Once again, the falsely accused defendant sued and walked away with a million dollar plus settlement.
Judges cannot make rulings based upon emotions, inflammatory accusations, public outcry’s and publicity generated by heinous crimes.
Under the “no bond” rule, judges need to have evidence to “hang their hats” on to have their rulings sustained and upheld on appeal.
District Attorney Raul Torrez claims that District Judges are asking for “mini-trials” and that Judges won’t accept written criminal complaints by law enforcement officers as sufficient evidence to hold someone without bond.
The hearings required under the “no bond rule” are not “mini-trials” to determine guilt or innocence but a presentation of evidence.
The Attorney General and the District Attorney’s office do not want to be required to offer any clear and convincing evidence that no release condition exist to protect the public as required by the “no-bond” rule.
Ostensibly, both the Attorney General and the District Attorney want to be allowed to offer only pleadings and accusations such as criminal complaints filed with the court.

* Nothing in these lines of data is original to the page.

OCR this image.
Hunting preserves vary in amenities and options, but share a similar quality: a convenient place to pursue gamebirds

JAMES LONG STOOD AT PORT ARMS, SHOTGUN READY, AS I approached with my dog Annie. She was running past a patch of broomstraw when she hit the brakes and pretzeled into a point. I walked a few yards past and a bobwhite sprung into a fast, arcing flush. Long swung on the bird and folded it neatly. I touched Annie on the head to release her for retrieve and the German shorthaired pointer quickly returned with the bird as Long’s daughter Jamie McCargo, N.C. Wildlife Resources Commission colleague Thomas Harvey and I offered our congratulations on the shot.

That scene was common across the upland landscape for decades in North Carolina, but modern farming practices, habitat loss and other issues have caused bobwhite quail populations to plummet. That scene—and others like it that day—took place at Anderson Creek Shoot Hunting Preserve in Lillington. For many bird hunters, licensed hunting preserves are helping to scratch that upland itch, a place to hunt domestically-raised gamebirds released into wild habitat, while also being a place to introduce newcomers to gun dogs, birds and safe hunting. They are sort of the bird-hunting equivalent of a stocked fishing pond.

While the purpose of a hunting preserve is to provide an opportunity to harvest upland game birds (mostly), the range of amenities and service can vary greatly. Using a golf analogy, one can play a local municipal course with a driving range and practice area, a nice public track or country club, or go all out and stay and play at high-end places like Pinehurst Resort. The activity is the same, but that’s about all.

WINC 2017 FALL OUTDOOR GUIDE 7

A criminal complaint is not a conviction, is not clear and convincing evidence, but merely an accusation of probable cause that must be proven in court to get a conviction.
The new “no-bond” rule requires prosecutors to present supporting evidence that shows there are no reasonable release conditions that will protect the public.
Testimony from investigating officers as to the violent nature of the allege crimes committed and even testimony from the victims and injury inflicted could easily be offered to the court.
Probation officers for those charged and who are familiar with the charged defendants could also be called to testify as to the violent propensity of a defendant and past conduct.
I suspect that the New Mexico Supreme Court will rule that the Attorney General’s office and all District Attorneys in the state need to step up their game, do their jobs, and present clear and convincing evidence to the courts to allow the courts to find a charged defendant is a danger to the public and to issue a “no bond” hold until trial.